The solution to the problem is to use the -m
flag in the python
CLI. Remember that
enlightened_analysis.py
and cli.py
modules are in a package called superanalysis
(that
you should have also already installed).
You can now run the CLI using python -m superanalysis.cli <input_path> <output_path>
. This is
also going to set __name__
to '__main__'
the same way as running it as a script, but you’re
in the python package context!
Vanity is a Virtue
The -m
can almost be used to run any python file inside your package as command line interface,
which means you should always wrap up code for the CLI in if __name__ == '__main__'
so it doesn’t
accidentally get run if the module is imported.
The exception is the __init__.py
files can’t be run as a module. If you were to write
python -m superanalysis
, it wouldn’t run the __init__.py
file as a script and instead
would throw an error.
If you want to associate a CLI with the package , you need to make an additional file
called __main__.py
sitting next to cli.py
in the superanalysis
package. As an aside,
this also works in subpackages.
# __main__.py
"""Entrypoint module, in case you use `python -m superanalysis`.
Why does this file exist, and why `__main__`? For more info, read:
- https://www.python.org/dev/peps/pep-0338/
- https://docs.python.org/3/using/cmdline.html#cmdoption-m
"""
from .cli import main
if __name__ == '__main__':
main()
This python module simply reuses the main function we already wrote before. It can basically be copied verbatim from package to package, but don’t forget to change the first line to match yours! I like to copy it because it also has the information from the python docs on why it works.
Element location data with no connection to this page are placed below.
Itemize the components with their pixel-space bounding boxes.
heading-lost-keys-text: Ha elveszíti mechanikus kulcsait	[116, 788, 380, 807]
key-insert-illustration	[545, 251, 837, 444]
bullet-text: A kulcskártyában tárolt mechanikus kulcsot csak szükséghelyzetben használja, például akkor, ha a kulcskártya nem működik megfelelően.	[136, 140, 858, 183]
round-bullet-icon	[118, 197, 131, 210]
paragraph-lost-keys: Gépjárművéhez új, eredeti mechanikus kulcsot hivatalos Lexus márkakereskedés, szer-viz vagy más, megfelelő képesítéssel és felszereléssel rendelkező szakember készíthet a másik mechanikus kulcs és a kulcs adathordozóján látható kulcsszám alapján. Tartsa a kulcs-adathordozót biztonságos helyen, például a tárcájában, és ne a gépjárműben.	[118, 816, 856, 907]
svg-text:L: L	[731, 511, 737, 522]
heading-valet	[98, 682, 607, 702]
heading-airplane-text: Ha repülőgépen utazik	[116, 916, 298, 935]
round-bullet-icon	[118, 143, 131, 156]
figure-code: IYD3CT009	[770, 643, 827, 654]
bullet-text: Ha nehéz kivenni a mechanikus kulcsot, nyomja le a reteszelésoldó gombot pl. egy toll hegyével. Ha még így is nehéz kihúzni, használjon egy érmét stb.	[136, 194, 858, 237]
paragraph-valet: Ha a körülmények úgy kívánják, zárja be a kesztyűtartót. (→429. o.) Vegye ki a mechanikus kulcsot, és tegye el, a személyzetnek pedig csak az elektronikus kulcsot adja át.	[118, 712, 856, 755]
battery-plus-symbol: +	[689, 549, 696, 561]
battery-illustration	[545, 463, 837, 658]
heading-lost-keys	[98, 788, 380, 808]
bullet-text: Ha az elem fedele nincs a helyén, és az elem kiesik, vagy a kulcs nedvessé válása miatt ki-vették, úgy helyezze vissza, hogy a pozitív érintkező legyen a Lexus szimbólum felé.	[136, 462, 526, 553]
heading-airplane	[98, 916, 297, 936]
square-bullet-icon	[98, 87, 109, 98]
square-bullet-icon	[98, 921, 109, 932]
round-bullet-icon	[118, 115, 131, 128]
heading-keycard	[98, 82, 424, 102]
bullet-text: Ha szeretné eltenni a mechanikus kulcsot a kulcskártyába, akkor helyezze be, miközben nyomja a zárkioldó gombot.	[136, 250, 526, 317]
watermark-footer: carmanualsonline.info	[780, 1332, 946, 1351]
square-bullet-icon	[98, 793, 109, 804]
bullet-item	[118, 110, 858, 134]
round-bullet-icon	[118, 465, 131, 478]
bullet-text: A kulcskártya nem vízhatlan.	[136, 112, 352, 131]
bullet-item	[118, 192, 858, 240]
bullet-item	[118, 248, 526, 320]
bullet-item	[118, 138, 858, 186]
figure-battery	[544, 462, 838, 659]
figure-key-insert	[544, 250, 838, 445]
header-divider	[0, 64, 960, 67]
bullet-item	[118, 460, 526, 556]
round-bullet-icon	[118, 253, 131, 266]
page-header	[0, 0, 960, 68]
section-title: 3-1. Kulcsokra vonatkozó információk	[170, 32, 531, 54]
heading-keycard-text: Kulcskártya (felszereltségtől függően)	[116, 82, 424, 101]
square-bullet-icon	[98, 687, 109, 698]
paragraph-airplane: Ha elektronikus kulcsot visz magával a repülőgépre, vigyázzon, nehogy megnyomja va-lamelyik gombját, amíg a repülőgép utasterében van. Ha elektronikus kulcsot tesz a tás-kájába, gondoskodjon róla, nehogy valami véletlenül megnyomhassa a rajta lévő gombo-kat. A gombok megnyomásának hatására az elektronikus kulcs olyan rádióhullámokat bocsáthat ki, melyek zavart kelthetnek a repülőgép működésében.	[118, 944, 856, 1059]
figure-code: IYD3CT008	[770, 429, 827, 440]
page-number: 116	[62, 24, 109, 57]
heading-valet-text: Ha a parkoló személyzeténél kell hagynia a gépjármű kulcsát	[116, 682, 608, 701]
Now, you can run python -m superanalysis
instead of python -m superanalysis.cli
.
We can also do one better. Wouldn’t it be nice to make a CLI function so we could just run
superanalysis <input_path> <output_path>
? You’re in luck, because since we grouped all
of our code in a main()
function, we can make a small addition to the setup.cfg
’s
entry points to tell pip
to automatically create a superanalysis
CLI in your shell
by doing the following:
[options.entry_points]
console_scripts =
superanalysis = superanalysis.cli:main
The left part is the name of the CLI that will be in your shell, then the right part has
the path to a module followed by a colon :
then the name of the function to be run.
That’s pretty much it! Now you can make beautiful command line interfaces. There’s one more topic that I think is worth noting at the end of this tutorial, and that’s to use command line groups. This allows you to organize subcommands in your CLI and import other CLIs from other modules. It would look like this:
# cli.py
import click
@click.group()
def main():
pass # becuase this is a group, you don't actually need to do anything in it
@main.command() # note that the main function now can assign commands
def subcommand1():
print('hello world')
@main.command()
def subcommand2():
print('other greeting')
@main.group()
def subgroup():
pass
@subgroup.command()
def turtle():
print('you can go as deep as you want with subcommands')
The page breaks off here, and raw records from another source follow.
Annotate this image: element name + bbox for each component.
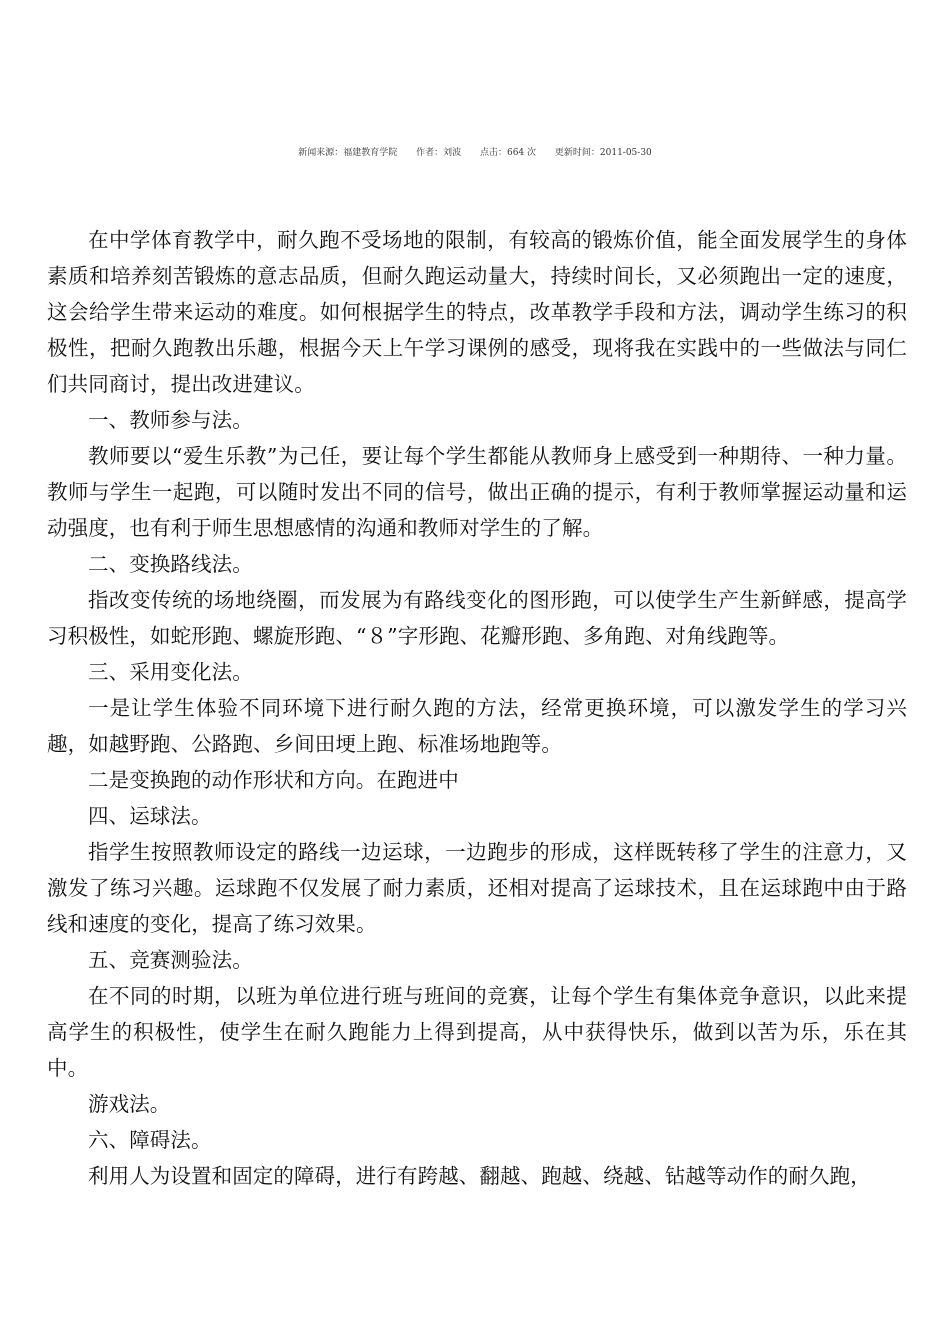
article-body [47, 222, 907, 1194]
paragraph-environment-change: 一是让学生体验不同环境下进行耐久跑的方法，经常更换环境，可以激发学生的学习兴趣，如越野跑、公路跑、乡间田埂上跑、标准场地跑等。 [47, 696, 907, 756]
paragraph-teacher-participation: 教师要以“爱生乐教”为己任，要让每个学生都能从教师身上感受到一种期待、一种力量。教师与学生一起跑，可以随时发出不同的信号，做出正确的提示，有利于教师掌握运动量和运动强度，也有利于师生思想感情的沟通和教师对学生的了解。 [47, 444, 907, 540]
paragraph-intro: 在中学体育教学中，耐久跑不受场地的限制，有较高的锻炼价值，能全面发展学生的身体素质和培养刻苦锻炼的意志品质，但耐久跑运动量大，持续时间长，又必须跑出一定的速度，这会给学生带来运动的难度。如何根据学生的特点，改革教学手段和方法，调动学生练习的积极性，把耐久跑教出乐趣，根据今天上午学习课例的感受，现将我在实践中的一些做法与同仁们共同商讨，提出改进建议。 [47, 228, 907, 396]
section-heading-1: 一、教师参与法。 [88, 408, 253, 432]
section-heading-4: 四、运球法。 [88, 804, 212, 828]
paragraph-competition-test: 在不同的时期，以班为单位进行班与班间的竞赛，让每个学生有集体竞争意识，以此来提高学生的积极性，使学生在耐久跑能力上得到提高，从中获得快乐，做到以苦为乐，乐在其中。 [47, 984, 907, 1080]
section-heading-3: 三、采用变化法。 [88, 660, 253, 684]
section-heading-5: 五、竞赛测验法。 [88, 948, 253, 972]
paragraph-direction-change: 二是变换跑的动作形状和方向。在跑进中 [88, 768, 459, 792]
section-heading-2: 二、变换路线法。 [88, 552, 253, 576]
paragraph-obstacle-running: 利用人为设置和固定的障碍，进行有跨越、翻越、跑越、绕越、钻越等动作的耐久跑， [88, 1164, 871, 1188]
paragraph-dribble-running: 指学生按照教师设定的路线一边运球，一边跑步的形成，这样既转移了学生的注意力，又激发了练习兴趣。运球跑不仅发展了耐力素质，还相对提高了运球技术，且在运球跑中由于路线和速度的变化，提高了练习效果。 [47, 840, 907, 936]
news-source: 新闻来源：福建教育学院 [298, 148, 398, 158]
article-meta-line [0, 147, 950, 159]
section-heading-game: 游戏法。 [88, 1092, 171, 1116]
click-count: 点击：664 次 [479, 148, 537, 158]
section-heading-6: 六、障碍法。 [88, 1128, 212, 1152]
author: 作者：刘波 [416, 148, 462, 158]
update-time: 更新时间：2011-05-30 [554, 148, 652, 158]
paragraph-route-change: 指改变传统的场地绕圈，而发展为有路线变化的图形跑，可以使学生产生新鲜感，提高学习积极性，如蛇形跑、螺旋形跑、“８”字形跑、花瓣形跑、多角跑、对角线跑等。 [47, 588, 907, 648]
# You can include other CLIs from other modules in your package
# to make everything much more unified
from .my_other_module.cli import main as other_module_command
main.add_command(other_module_command)
You can see that rather than using the click.command()
decorator, the main()
got
the click.group()
decorator. This means that it can be used to issue subcommands or
even subgroups! At the end, it was also used to combine CLIs from another part of the
same package. This is good if you have a package that does lots of things, but you
want a single unified CLI to access all of it. Just be careful with how the functions
are named (it doesn’t always have to be main) because if two are called the same thing
then there will be a name clash and one sub-command or sub-group won’t get shown.
CLIs are really powerful! In the end, you can write in your README how you used your CLI on your data to run your experiment. This gives others the best shot at reproducing your work. Happy hunting, and see you the next installment of “How to Code with Me”!